Severe injury on Flybe flight caused by ‘clear air turbulence’

The report into an incidence of severe turbulence on a Flybe flight from Birmingham to Belfast, which resulted in severe injury to a member of the cabin crew has suggested a number of meterological factors might have caused the event.

The severe turbulence occurred over the Isle of Man on February 7, just after 9am in the morning.

One crew member was thrown off her feet and sustained serious injuries.

She was given medical assistance by a doctor, who was travelling as a passenger, and transferred to hospital after landing at Belfast.

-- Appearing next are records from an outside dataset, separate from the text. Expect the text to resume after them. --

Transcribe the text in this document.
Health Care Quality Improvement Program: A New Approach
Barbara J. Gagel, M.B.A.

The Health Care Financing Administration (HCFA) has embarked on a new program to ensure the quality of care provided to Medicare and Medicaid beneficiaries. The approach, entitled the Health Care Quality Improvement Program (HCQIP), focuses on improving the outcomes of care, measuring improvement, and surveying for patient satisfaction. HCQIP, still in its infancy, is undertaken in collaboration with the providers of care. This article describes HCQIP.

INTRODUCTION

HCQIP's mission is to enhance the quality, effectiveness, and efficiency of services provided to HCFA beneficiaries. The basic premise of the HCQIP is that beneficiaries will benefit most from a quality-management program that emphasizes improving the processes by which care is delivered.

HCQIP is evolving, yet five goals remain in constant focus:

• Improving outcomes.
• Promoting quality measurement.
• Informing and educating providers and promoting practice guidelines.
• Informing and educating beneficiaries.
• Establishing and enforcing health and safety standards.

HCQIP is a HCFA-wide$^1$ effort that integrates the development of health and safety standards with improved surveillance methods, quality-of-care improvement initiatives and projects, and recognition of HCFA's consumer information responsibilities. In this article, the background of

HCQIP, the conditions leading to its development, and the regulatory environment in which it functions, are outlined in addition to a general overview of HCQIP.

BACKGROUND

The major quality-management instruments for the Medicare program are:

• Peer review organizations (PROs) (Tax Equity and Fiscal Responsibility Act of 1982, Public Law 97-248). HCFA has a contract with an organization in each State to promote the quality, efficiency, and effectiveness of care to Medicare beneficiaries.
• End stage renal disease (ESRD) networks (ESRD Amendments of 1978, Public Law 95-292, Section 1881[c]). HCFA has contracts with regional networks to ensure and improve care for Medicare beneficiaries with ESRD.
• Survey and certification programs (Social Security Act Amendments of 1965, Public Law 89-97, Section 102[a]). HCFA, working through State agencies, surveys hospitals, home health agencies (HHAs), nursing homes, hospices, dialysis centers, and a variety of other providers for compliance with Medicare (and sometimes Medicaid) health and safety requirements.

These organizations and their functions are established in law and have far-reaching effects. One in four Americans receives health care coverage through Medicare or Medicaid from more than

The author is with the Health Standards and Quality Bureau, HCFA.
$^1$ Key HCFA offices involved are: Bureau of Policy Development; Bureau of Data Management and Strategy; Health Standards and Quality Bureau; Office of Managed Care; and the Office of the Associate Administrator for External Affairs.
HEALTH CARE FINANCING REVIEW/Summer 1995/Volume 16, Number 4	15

One passenger suffered a minor injury.

Today (September 11) the Department of Transport’s Air Accident Investigation Branch (AAIB) reported two meteorological phenomena as candidate causes of the clear air turbulence (CAT) that caused the calamity.

The report states: “The data showed that during the morning a deep area of low pressure over the Atlantic had moved rapidly to the east, building a transient ridge of high pressure over the United Kingdom.

“There were two strong jetstreams (both over 100 knots) either side of the UK, which would have given rise to a large windshift.

“A wind data model at 400 hPa (FL240) showed that a large windshear would have been close to the Isle of Man at 0900 hrs and there were indications of a temperature gradient in the same area.

“Either or both of these factors can give rise to CAT. Analyses of the other available data suggested that cumulonimbus activity was not likely to have caused the turbulence and that this was a CAT event arising as a result of a large windshear in the vicinity of the Isle of Man.”